Sanctuary jurisdictions such as Philadelphia aim to treat undocumented migrants the same as everyone else when they come in contact with the legal system. Those cities and states say it’s illegal for them to detain migrants for arrest by ICE agents, absent a judge’s order.
In the spring, Abbott directed the Texas Division of Emergency Management to charter buses to transport migrants from Texas to Washington, D.C., and in August the governor added New York City and Chicago as destinations. Thousands of migrants have been sent to those cities, he said, “providing much-needed relief to Texas’ overwhelmed border communities.”

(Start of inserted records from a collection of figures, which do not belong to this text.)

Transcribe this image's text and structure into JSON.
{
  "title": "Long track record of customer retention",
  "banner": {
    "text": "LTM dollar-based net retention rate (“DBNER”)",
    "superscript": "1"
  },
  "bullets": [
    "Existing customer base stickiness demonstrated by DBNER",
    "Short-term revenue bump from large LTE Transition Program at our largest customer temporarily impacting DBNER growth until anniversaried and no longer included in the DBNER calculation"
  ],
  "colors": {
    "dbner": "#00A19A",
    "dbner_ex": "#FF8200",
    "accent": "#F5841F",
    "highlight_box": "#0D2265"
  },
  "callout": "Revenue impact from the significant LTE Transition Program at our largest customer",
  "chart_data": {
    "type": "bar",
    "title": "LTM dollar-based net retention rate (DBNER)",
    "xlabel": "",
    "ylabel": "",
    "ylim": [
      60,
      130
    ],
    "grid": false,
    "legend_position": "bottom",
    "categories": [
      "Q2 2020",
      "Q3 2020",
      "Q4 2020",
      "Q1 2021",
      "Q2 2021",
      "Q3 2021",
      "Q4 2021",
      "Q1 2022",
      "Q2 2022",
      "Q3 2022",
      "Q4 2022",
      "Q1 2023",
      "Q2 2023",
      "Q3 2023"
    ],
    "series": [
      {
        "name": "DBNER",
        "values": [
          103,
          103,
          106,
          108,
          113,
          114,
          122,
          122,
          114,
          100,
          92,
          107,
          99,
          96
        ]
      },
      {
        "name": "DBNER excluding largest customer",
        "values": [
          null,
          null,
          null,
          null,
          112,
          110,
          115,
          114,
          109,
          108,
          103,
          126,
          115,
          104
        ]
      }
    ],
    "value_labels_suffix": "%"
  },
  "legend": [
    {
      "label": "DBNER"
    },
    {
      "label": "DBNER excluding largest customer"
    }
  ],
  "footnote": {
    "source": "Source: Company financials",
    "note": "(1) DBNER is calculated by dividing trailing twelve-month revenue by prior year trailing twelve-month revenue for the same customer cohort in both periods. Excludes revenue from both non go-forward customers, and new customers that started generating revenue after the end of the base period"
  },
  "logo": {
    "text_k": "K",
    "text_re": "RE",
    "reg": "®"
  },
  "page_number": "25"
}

Immigration advocates call the buses a cruel trick, played on people who are pursuing legal immigration remedies and are simply trying to find their way to their families.
“Greg Abbott should be the loudest advocate for a humane immigration reform plan in Congress,” City Councilmember Helen Gym tweeted over the weekend. “Instead he’s spending $$ on these buses as a sick political stunt because he’s more invested in exploiting a problem than figuring out a real solution.”